When one high-pressure drum water feed valve 28 is installed only at the outlet of the high-pressure coal economizer 11 as in the prior art, as shown in FIG. 2 under a low load, a very large differential pressure K is applied to the high-pressure drum water feed valve. However, there is a problem that the life of the high-pressure drum water supply valve 28 is shortened and noise is increased due to the generation of erosion of the high-pressure drum water supply valve 28. On the other hand, in the embodiment of the present invention, as shown in FIG. 1, the inlet control valve 38 is also installed in the high pressure water supply pipe 23 of the high pressure economizer 11, and the feedwater temperature at the outlet of the high pressure economizer 11 is detected. By controlling the operating pressure of the high-pressure economizer 11 (curve I in FIG. 2) detected by the vessel 40 to be equal to or higher than the saturation pressure (curve H in FIG. 2) at which steam is not generated in the high-pressure economizer 11, As shown in FIG. 2, the high pressure drum water supply valve 28 and the inlet control valve 38 share and reduce the differential pressure L of the drum water supply valve 28.
This eliminates the problems of erosion and noise.

FIG. 3 shows another embodiment of FIG. 1. In FIG. 1, the high pressure water supply pipe 23 is provided with an inlet control valve 38, but in FIG. 3, it is a high pressure drum water supply pipe. 24 is provided with an outlet control valve 42 so that the differential pressures L and M in FIG. 2 are shared by the high-pressure drum water feed valve 28 and the outlet control valve 42, and other explanations are the same as those in FIG. ..
The effect of the embodiment shown in FIG. 3 is that it is not necessary to control the outlet feed water temperature of the high-pressure economizer 11, and the high-pressure economizer 11 does not generate steam at a saturated high pressure (curve H or higher in FIG. 2).
It can be maintained at.

[0017]

According to the present invention, the generation of steam in the economizer can be prevented, the differential pressure of the valve can be reduced, and erosion and noise can be prevented.

[Brief description of drawings]

FIG. 1 is a system diagram of essential parts of an exhaust heat recovery boiler according to an embodiment of the present invention.

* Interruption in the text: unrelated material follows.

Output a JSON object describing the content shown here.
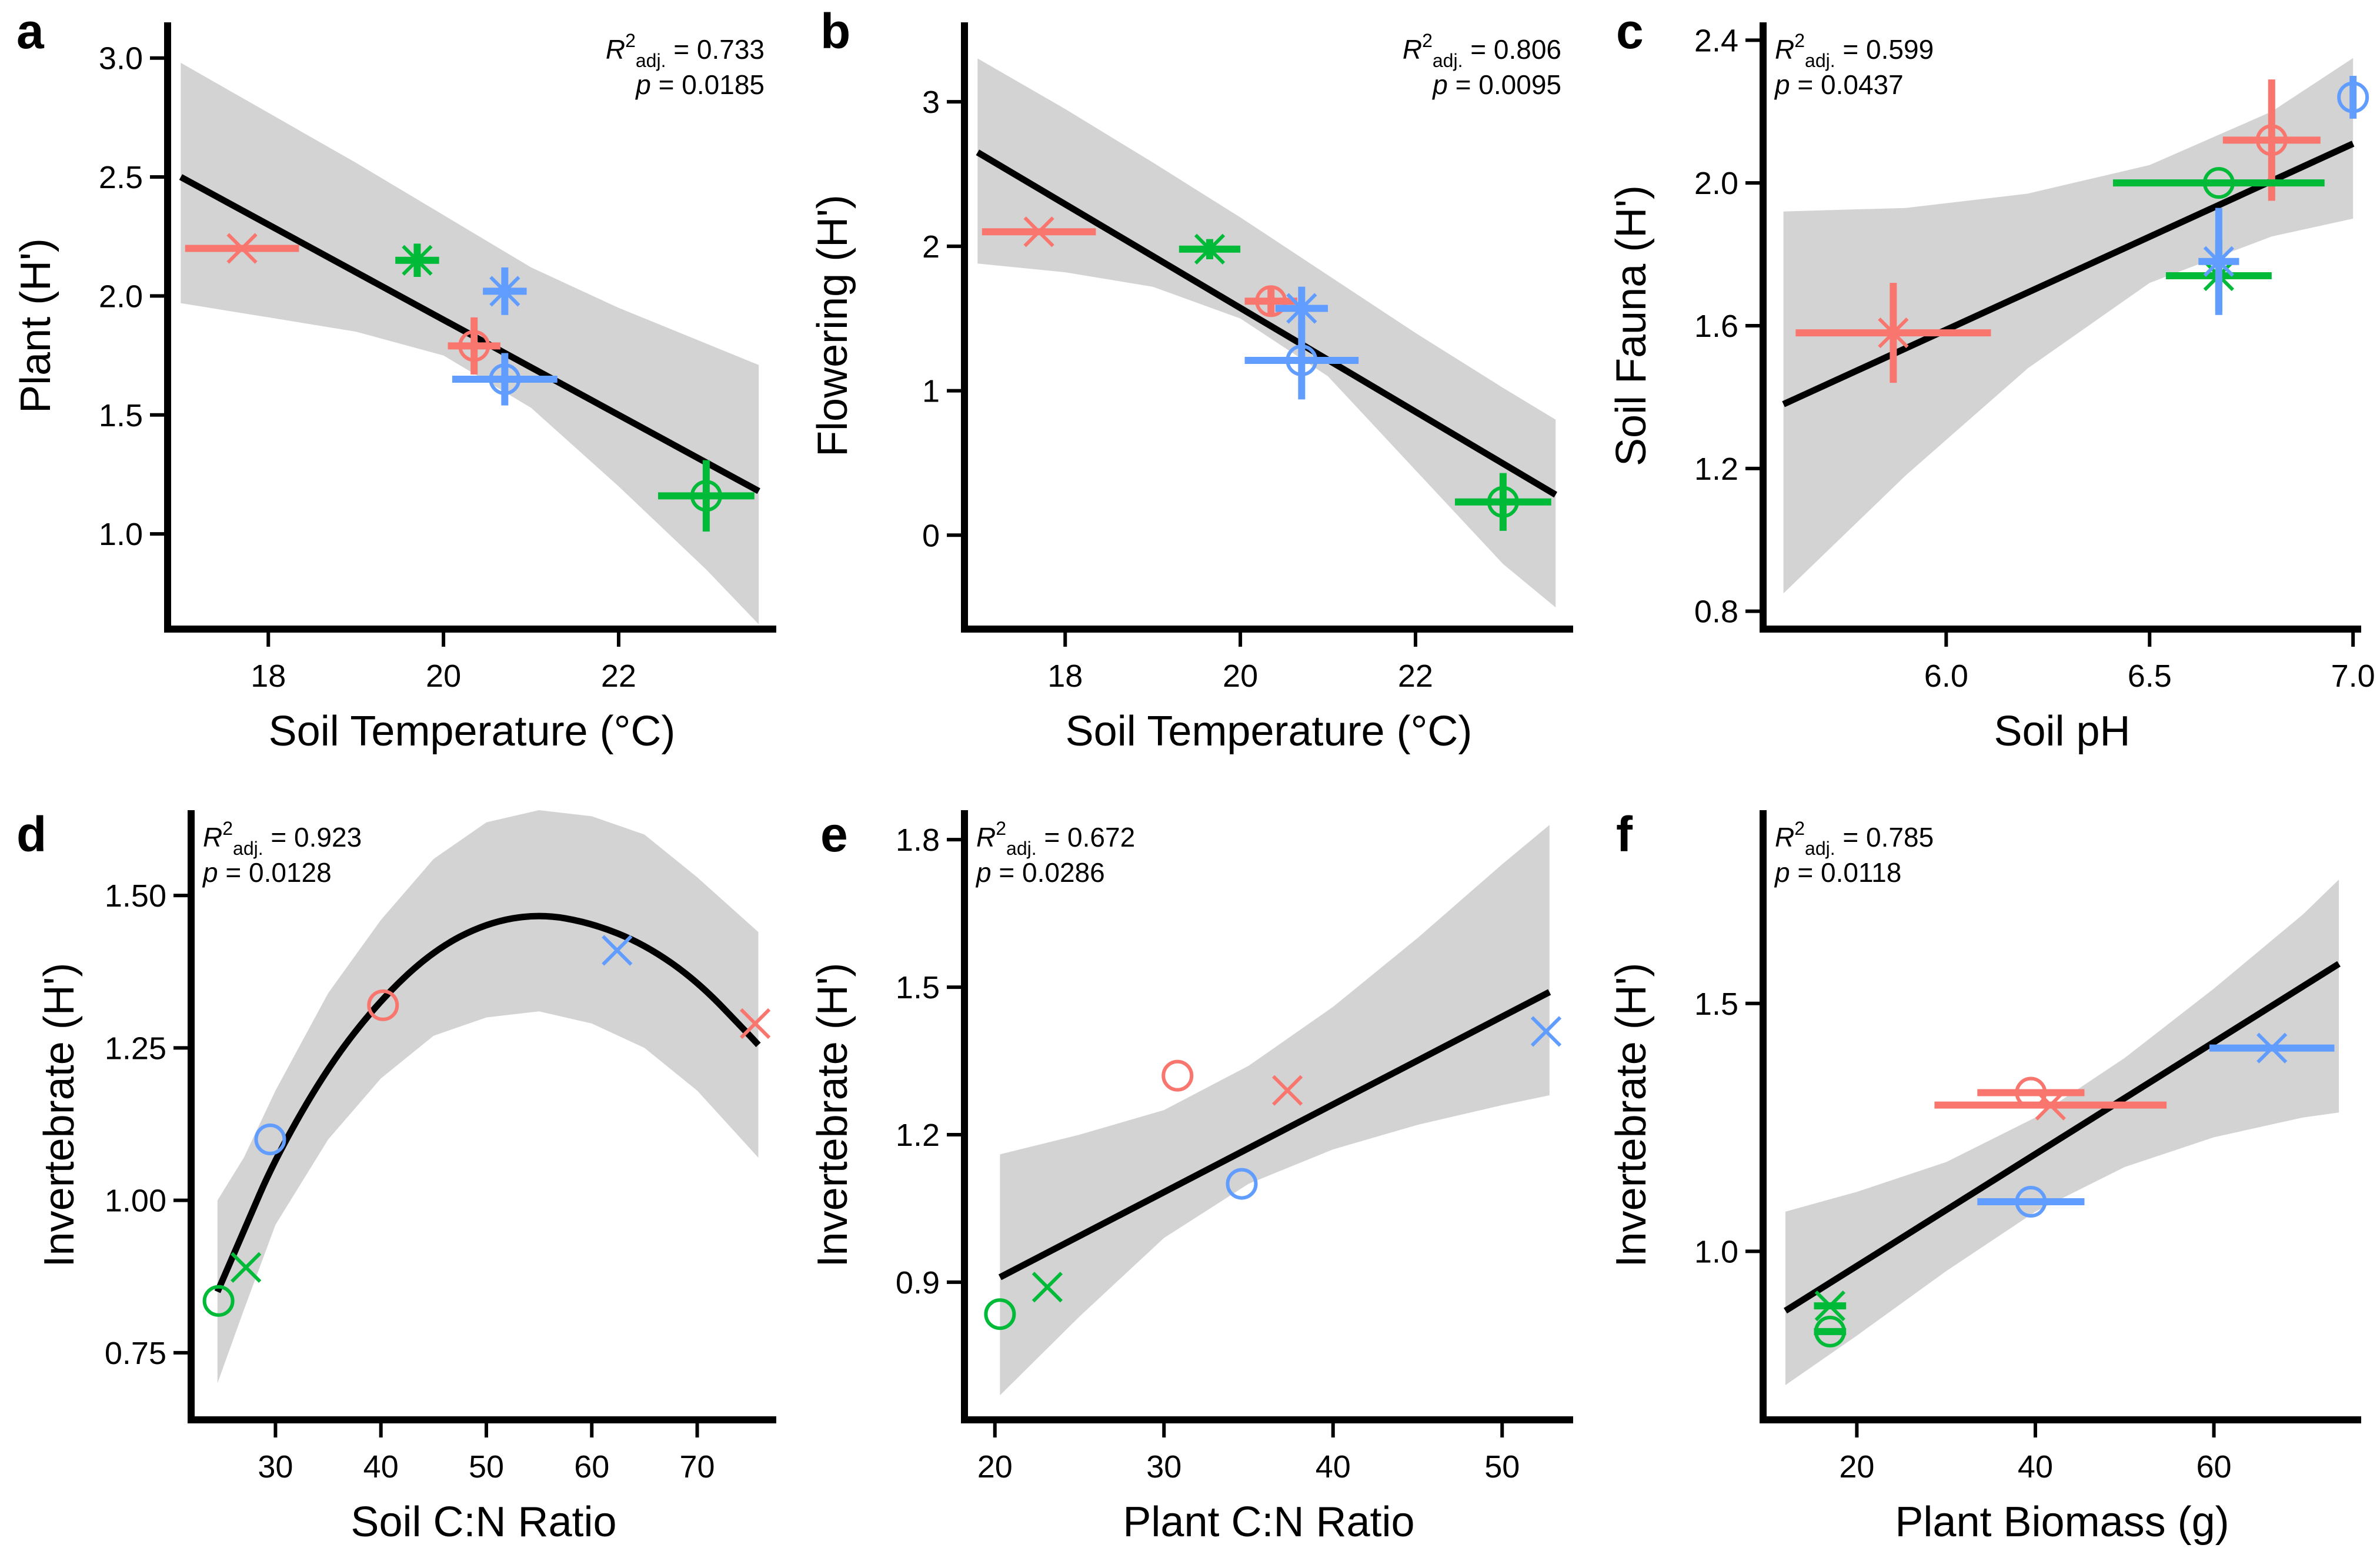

FIG. 2 is a characteristic curve diagram showing pressure and feed water temperature on the vertical axis and gas turbine load on the horizontal axis.

FIG. 3 is a system diagram of main parts of an exhaust heat recovery boiler showing another embodiment.

FIG. 4 is a schematic system diagram of a combined gas turbine plant.

FIG. 5 is a characteristic curve diagram in which the vertical axis represents exhaust gas amount and exhaust gas temperature, and the horizontal axis represents gas turbine load.

[Explanation of symbols]

 7 Low pressure economizer 9 Low pressure drum 11 High pressure economizer 13 High pressure drum 17 Water supply pipe 18 Low pressure drum water supply pipe 23 High pressure water supply pipe 24 High pressure drum water supply pipe 28 High pressure drum water supply valve 29 Low pressure drum water supply valve 38 Inlet control valve 42 Outlet adjustment valve

Claims (1)

Claims: 1. A water supply pipe is connected to the inlet of the economizer, the outlet of the economizer is connected to the drum by a drum water pipe, and the drum water valve of the drum water pipe is used for the economizer. An exhaust heat recovery boiler, wherein at least one of the water supply pipe and the drum water supply pipe is provided with a control valve for adjusting the pressure of the economizer.